En el retablo docente -que no en vano fue el más numeroso y abundante durante las primeras décadas del siglo XVII como reflejo todavía del reciente Concilio tridentino- lo importante era la imagen, bien pintada, bien esculpida en relieve o en bulto redondo, que representaba de la manera más realista y emotiva los ciclos biográficos de los personajes expresados. Para ello se multiplicaban los encasamentos, los tableros, los nichos y las hornacinas dispuestos en cuerpos o pisos horizontales y calles verticales, de modo que el dispositivo arquitectónico de columnas, entablamentos y frontispicios fuera exclusivamente el marco de aquéllos. Así sucede, por ejemplo, en el retablo de la basílica de El Escorial, en el de la iglesia del monasterio de Guadalupe y en tantos otros donde se mezclan escenas pintadas y esculpidas. Este tipo de retablo fue el prevalente hasta bien entrada la mitad del seiscientos y nunca su función se perdió por completo aun en otros géneros de retablos que resaltaban preferentemente otros aspectos.

El mencionado Concilio de Trento insistió, en varias de sus sesiones dogmáticas, en la presencia real y no meramente simbólica o conmemorativa -como afirmaban los protestantes Lutero y Calvino- de Jesucristo bajo las especies consagradas del pan y del vino, estableciéndola como una de las creencias fundamentales del credo católico. Esto trajo como consecuencia la aparición y génesis del que se puede llamar retablo eucarístico. Se ordenó que los sagrarios, que custodiaban las especies sagradas, ocupasen como lugar de honor el centro del altar y que sobre ellos se erigiesen tabernáculos u ostensorios donde, durante especiales solemnidades, como el ejercicio de las Cuarenta Horas, se expusiese el Santísimo Sacramento a la veneración de los fieles.
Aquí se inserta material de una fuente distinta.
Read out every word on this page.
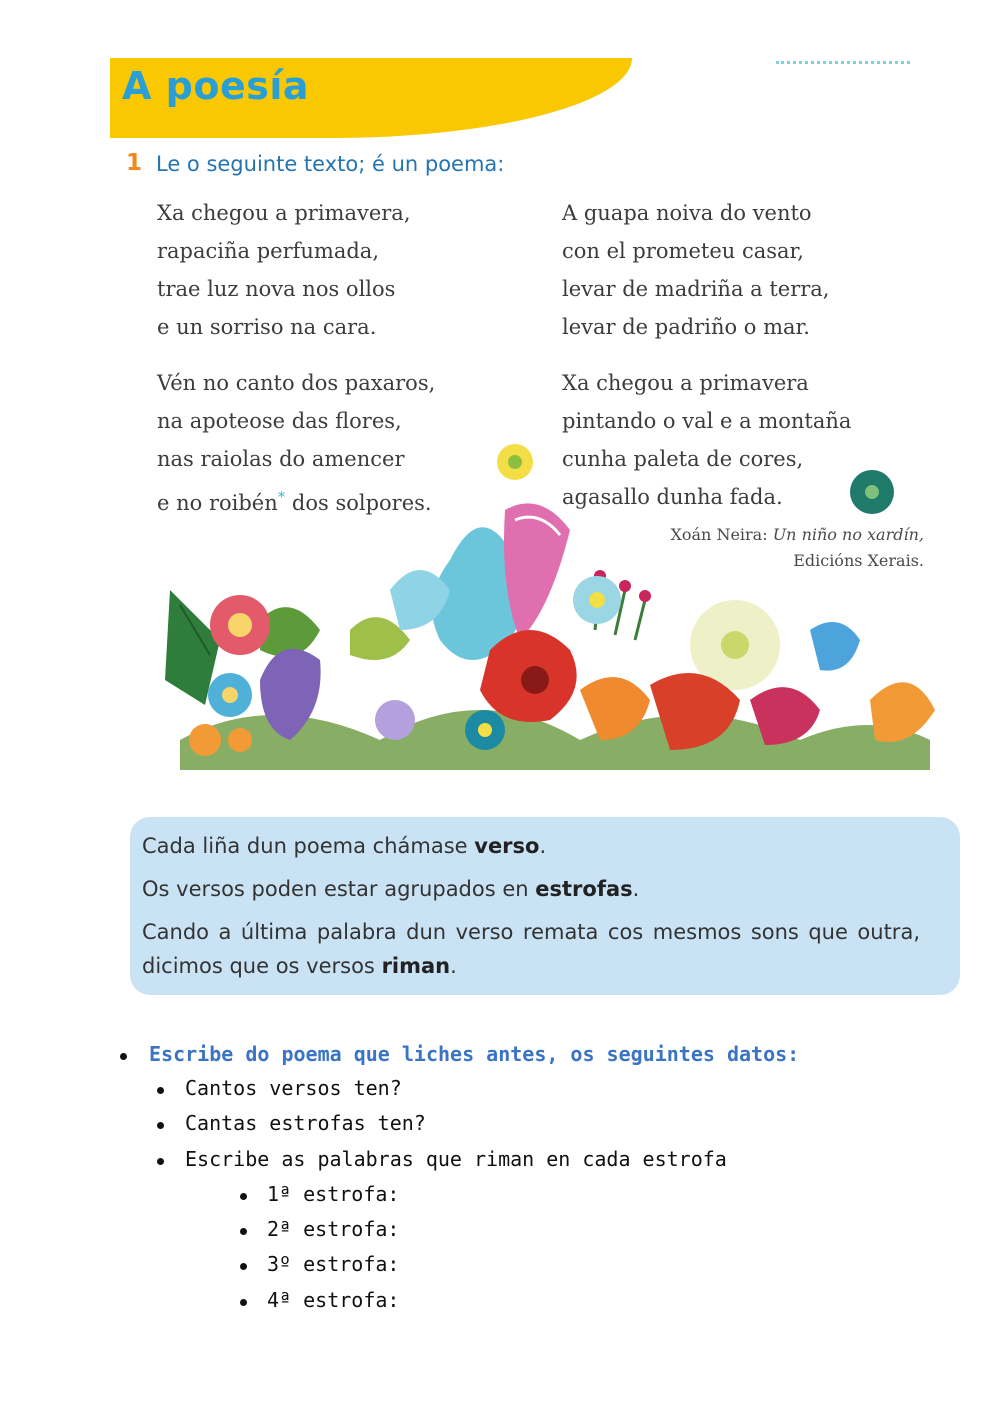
A poesía
1 Le o seguinte texto; é un poema:
Xa chegou a primavera,
rapaciña perfumada,
trae luz nova nos ollos
e un sorriso na cara.
A guapa noiva do vento
con el prometeu casar,
levar de madriña a terra,
levar de padriño o mar.
Vén no canto dos paxaros,
na apoteose das flores,
nas raiolas do amencer
e no roibén* dos solpores.
Xa chegou a primavera
pintando o val e a montaña
cunha paleta de cores,
agasallo dunha fada.
Xoán Neira: Un niño no xardín,
Edicións Xerais.

Cada liña dun poema chámase verso.

Os versos poden estar agrupados en estrofas.

Cando a última palabra dun verso remata cos mesmos sons que outra, dicimos que os versos riman.

Escribe do poema que liches antes, os seguintes datos:
Cantos versos ten?
Cantas estrofas ten?
Escribe as palabras que riman en cada estrofa
1ª estrofa:
2ª estrofa:
3º estrofa:
4ª estrofa:
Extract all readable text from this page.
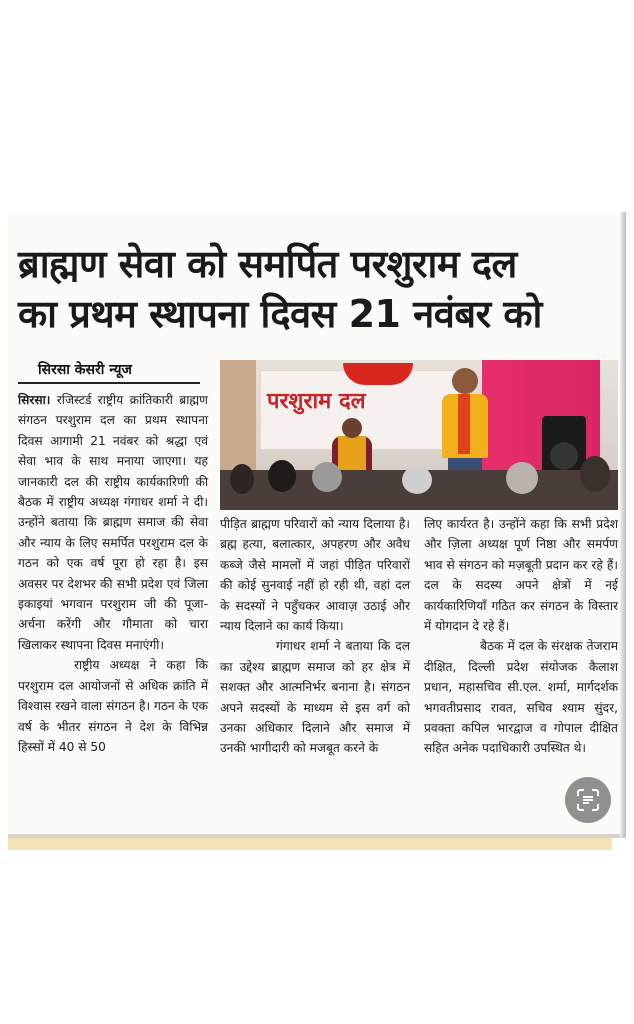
ब्राह्मण सेवा को समर्पित परशुराम दल
का प्रथम स्थापना दिवस 21 नवंबर को
सिरसा केसरी न्यूज
परशुराम दल

सिरसा। रजिस्टर्ड राष्ट्रीय क्रांतिकारी ब्राह्मण संगठन परशुराम दल का प्रथम स्थापना दिवस आगामी 21 नवंबर को श्रद्धा एवं सेवा भाव के साथ मनाया जाएगा। यह जानकारी दल की राष्ट्रीय कार्यकारिणी की बैठक में राष्ट्रीय अध्यक्ष गंगाधर शर्मा ने दी। उन्होंने बताया कि ब्राह्मण समाज की सेवा और न्याय के लिए समर्पित परशुराम दल के गठन को एक वर्ष पूरा हो रहा है। इस अवसर पर देशभर की सभी प्रदेश एवं जिला इकाइयां भगवान परशुराम जी की पूजा-अर्चना करेंगी और गौमाता को चारा खिलाकर स्थापना दिवस मनाएंगी।

राष्ट्रीय अध्यक्ष ने कहा कि परशुराम दल आयोजनों से अधिक क्रांति में विश्वास रखने वाला संगठन है। गठन के एक वर्ष के भीतर संगठन ने देश के विभिन्न हिस्सों में 40 से 50

पीड़ित ब्राह्मण परिवारों को न्याय दिलाया है। ब्रह्म हत्या, बलात्कार, अपहरण और अवैध कब्जे जैसे मामलों में जहां पीड़ित परिवारों की कोई सुनवाई नहीं हो रही थी, वहां दल के सदस्यों ने पहुँचकर आवाज़ उठाई और न्याय दिलाने का कार्य किया।

गंगाधर शर्मा ने बताया कि दल का उद्देश्य ब्राह्मण समाज को हर क्षेत्र में सशक्त और आत्मनिर्भर बनाना है। संगठन अपने सदस्यों के माध्यम से इस वर्ग को उनका अधिकार दिलाने और समाज में उनकी भागीदारी को मजबूत करने के

लिए कार्यरत है। उन्होंने कहा कि सभी प्रदेश और ज़िला अध्यक्ष पूर्ण निष्ठा और समर्पण भाव से संगठन को मज़बूती प्रदान कर रहे हैं। दल के सदस्य अपने क्षेत्रों में नई कार्यकारिणियाँ गठित कर संगठन के विस्तार में योगदान दे रहे हैं।

बैठक में दल के संरक्षक तेजराम दीक्षित, दिल्ली प्रदेश संयोजक कैलाश प्रधान, महासचिव सी.एल. शर्मा, मार्गदर्शक भगवतीप्रसाद रावत, सचिव श्याम सुंदर, प्रवक्ता कपिल भारद्वाज व गोपाल दीक्षित सहित अनेक पदाधिकारी उपस्थित थे।
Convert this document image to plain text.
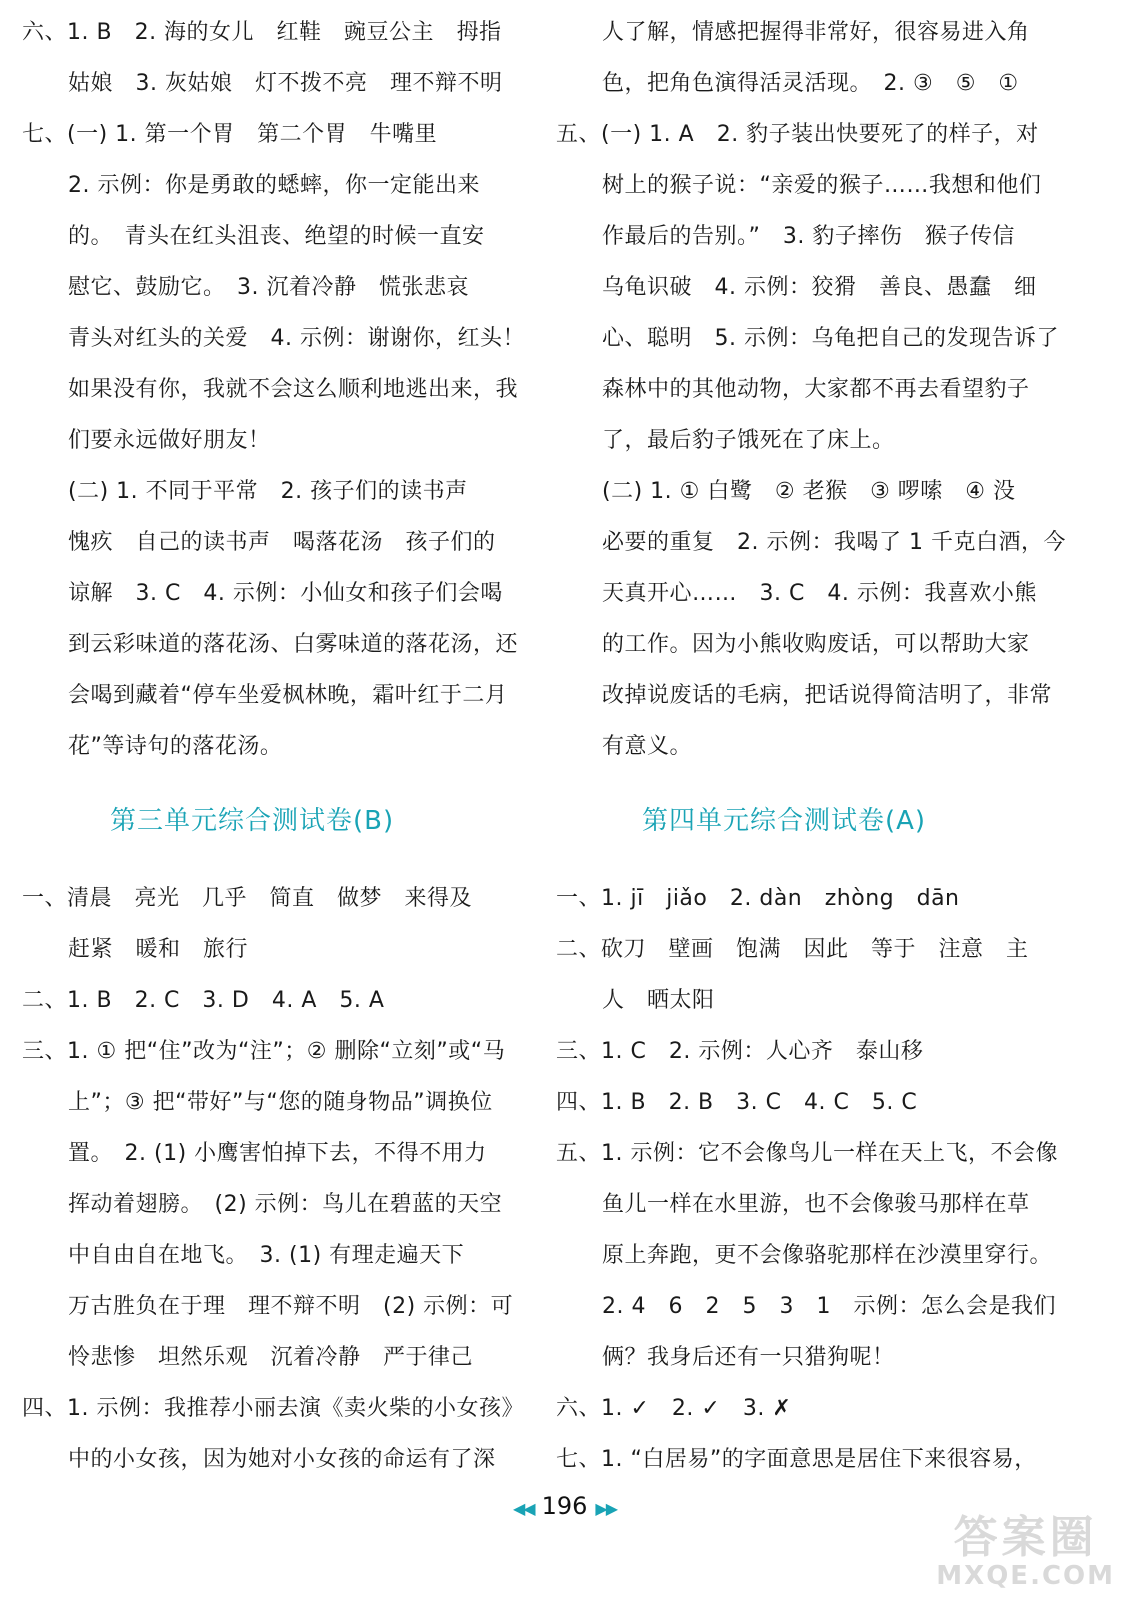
六、1. B　2. 海的女儿　红鞋　豌豆公主　拇指
姑娘　3. 灰姑娘　灯不拨不亮　理不辩不明
七、(一) 1. 第一个胃　第二个胃　牛嘴里
2. 示例：你是勇敢的蟋蟀，你一定能出来
的。　青头在红头沮丧、绝望的时候一直安
慰它、鼓励它。　3. 沉着冷静　慌张悲哀
青头对红头的关爱　4. 示例：谢谢你，红头！
如果没有你，我就不会这么顺利地逃出来，我
们要永远做好朋友！
(二) 1. 不同于平常　2. 孩子们的读书声
愧疚　自己的读书声　喝落花汤　孩子们的
谅解　3. C　4. 示例：小仙女和孩子们会喝
到云彩味道的落花汤、白雾味道的落花汤，还
会喝到藏着“停车坐爱枫林晚，霜叶红于二月
花”等诗句的落花汤。
第三单元综合测试卷(B)
一、清晨　亮光　几乎　简直　做梦　来得及
赶紧　暖和　旅行
二、1. B　2. C　3. D　4. A　5. A
三、1. ① 把“住”改为“注”；② 删除“立刻”或“马
上”；③ 把“带好”与“您的随身物品”调换位
置。　2. (1) 小鹰害怕掉下去，不得不用力
挥动着翅膀。　(2) 示例：鸟儿在碧蓝的天空
中自由自在地飞。　3. (1) 有理走遍天下
万古胜负在于理　理不辩不明　(2) 示例：可
怜悲惨　坦然乐观　沉着冷静　严于律己
四、1. 示例：我推荐小丽去演《卖火柴的小女孩》
中的小女孩，因为她对小女孩的命运有了深
人了解，情感把握得非常好，很容易进入角
色，把角色演得活灵活现。　2. ③　⑤　①
五、(一) 1. A　2. 豹子装出快要死了的样子，对
树上的猴子说：“亲爱的猴子……我想和他们
作最后的告别。”　3. 豹子摔伤　猴子传信
乌龟识破　4. 示例：狡猾　善良、愚蠢　细
心、聪明　5. 示例：乌龟把自己的发现告诉了
森林中的其他动物，大家都不再去看望豹子
了，最后豹子饿死在了床上。
(二) 1. ① 白鹭　② 老猴　③ 啰嗦　④ 没
必要的重复　2. 示例：我喝了 1 千克白酒，今
天真开心……　3. C　4. 示例：我喜欢小熊
的工作。因为小熊收购废话，可以帮助大家
改掉说废话的毛病，把话说得简洁明了，非常
有意义。
第四单元综合测试卷(A)
一、1. jī　jiǎo　2. dàn　zhòng　dān
二、砍刀　壁画　饱满　因此　等于　注意　主
人　晒太阳
三、1. C　2. 示例：人心齐　泰山移
四、1. B　2. B　3. C　4. C　5. C
五、1. 示例：它不会像鸟儿一样在天上飞，不会像
鱼儿一样在水里游，也不会像骏马那样在草
原上奔跑，更不会像骆驼那样在沙漠里穿行。
2. 4　6　2　5　3　1　示例：怎么会是我们
俩？我身后还有一只猎狗呢！
六、1. ✓　2. ✓　3. ✗
七、1. “白居易”的字面意思是居住下来很容易，
◀◀ 196 ▶▶
答案圈
MXQE.COM
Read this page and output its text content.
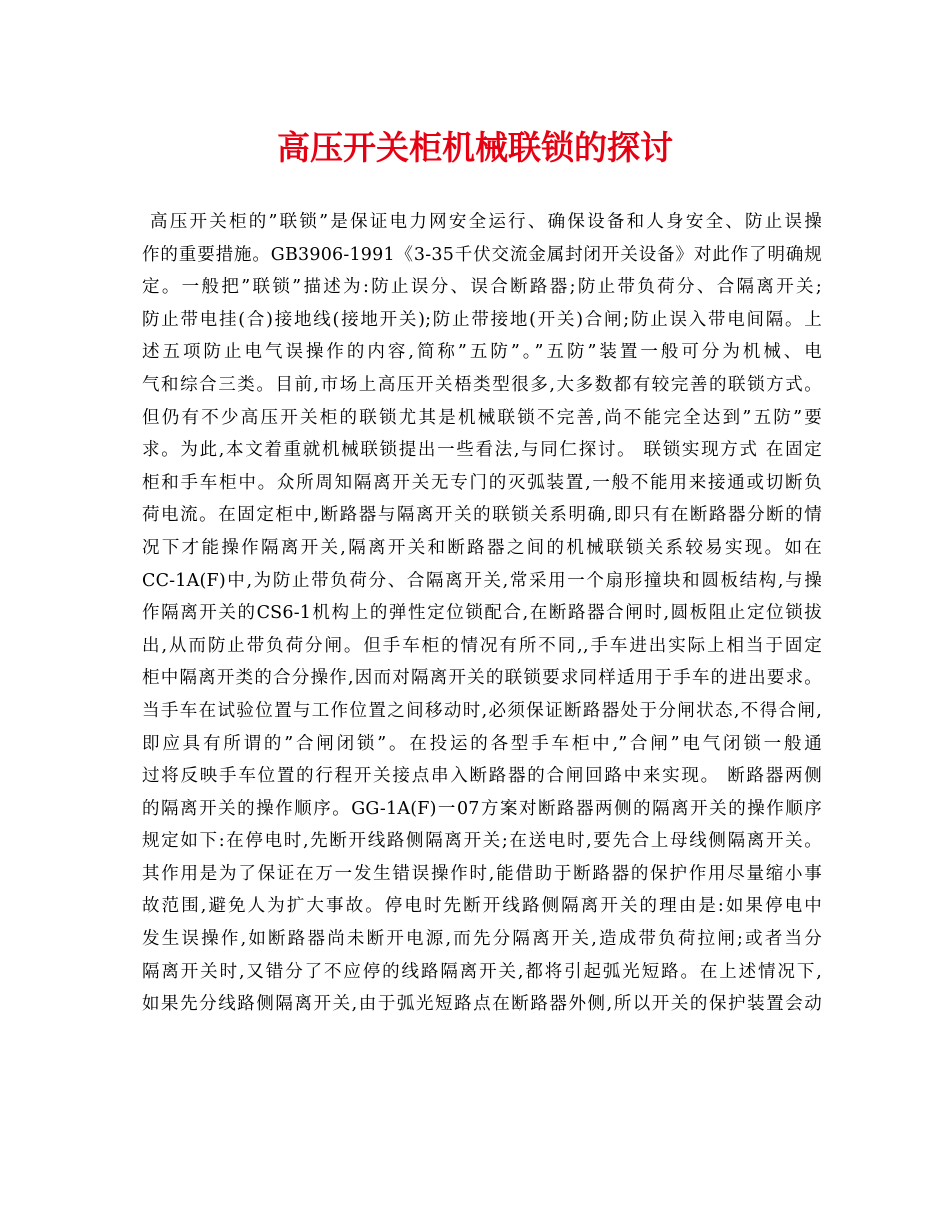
高压开关柜机械联锁的探讨
高压开关柜的”联锁”是保证电力网安全运行、确保设备和人身安全、防止误操
作的重要措施。GB3906-1991《3-35千伏交流金属封闭开关设备》对此作了明确规
定。一般把”联锁”描述为:防止误分、误合断路器;防止带负荷分、合隔离开关;
防止带电挂(合)接地线(接地开关);防止带接地(开关)合闸;防止误入带电间隔。上
述五项防止电气误操作的内容,简称”五防”。”五防”装置一般可分为机械、电
气和综合三类。目前,市场上高压开关梧类型很多,大多数都有较完善的联锁方式。
但仍有不少高压开关柜的联锁尤其是机械联锁不完善,尚不能完全达到”五防”要
求。为此,本文着重就机械联锁提出一些看法,与同仁探讨。 联锁实现方式 在固定
柜和手车柜中。众所周知隔离开关无专门的灭弧装置,一般不能用来接通或切断负
荷电流。在固定柜中,断路器与隔离开关的联锁关系明确,即只有在断路器分断的情
况下才能操作隔离开关,隔离开关和断路器之间的机械联锁关系较易实现。如在
CC-1A(F)中,为防止带负荷分、合隔离开关,常采用一个扇形撞块和圆板结构,与操
作隔离开关的CS6-1机构上的弹性定位锁配合,在断路器合闸时,圆板阻止定位锁拔
出,从而防止带负荷分闸。但手车柜的情况有所不同,,手车进出实际上相当于固定
柜中隔离开类的合分操作,因而对隔离开关的联锁要求同样适用于手车的进出要求。
当手车在试验位置与工作位置之间移动时,必须保证断路器处于分闸状态,不得合闸,
即应具有所谓的”合闸闭锁”。在投运的各型手车柜中,”合闸”电气闭锁一般通
过将反映手车位置的行程开关接点串入断路器的合闸回路中来实现。 断路器两侧
的隔离开关的操作顺序。GG-1A(F)一07方案对断路器两侧的隔离开关的操作顺序
规定如下:在停电时,先断开线路侧隔离开关;在送电时,要先合上母线侧隔离开关。
其作用是为了保证在万一发生错误操作时,能借助于断路器的保护作用尽量缩小事
故范围,避免人为扩大事故。停电时先断开线路侧隔离开关的理由是:如果停电中
发生误操作,如断路器尚未断开电源,而先分隔离开关,造成带负荷拉闸;或者当分
隔离开关时,又错分了不应停的线路隔离开关,都将引起弧光短路。在上述情况下,
如果先分线路侧隔离开关,由于弧光短路点在断路器外侧,所以开关的保护装置会动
A causa de ello se hipertrofiaron las dimensiones de los tabernáculos hasta convertirlos en el centro y punto de mira de todo el retablo de suerte que el resto le quedase subordinado.

Ya sucedió algo de esto en el retablo del monasterio de El Escorial, pero donde quizás por primera vez se puso de relieve de una manera absolutamente palmaria fue en el retablo mayor de la catedral-mezquita de Córdoba, cuyo ostensorio adquirió una monumentalidad y grandeza casi desmesuradas. Este retablo de Córdoba se estableció como prototipo de los retablos eucarísticos que se sucedieron en innumerables series por todas las regiones españolas. Así el tabernáculo que situó en 1692 José de Churriguera en el centro matemático del retablo de la iglesia de San Esteban de Salamanca está de tal manera destacado que todo gira alrededor de él, restando importancia a otra manifestación iconográfica que no sea la suya.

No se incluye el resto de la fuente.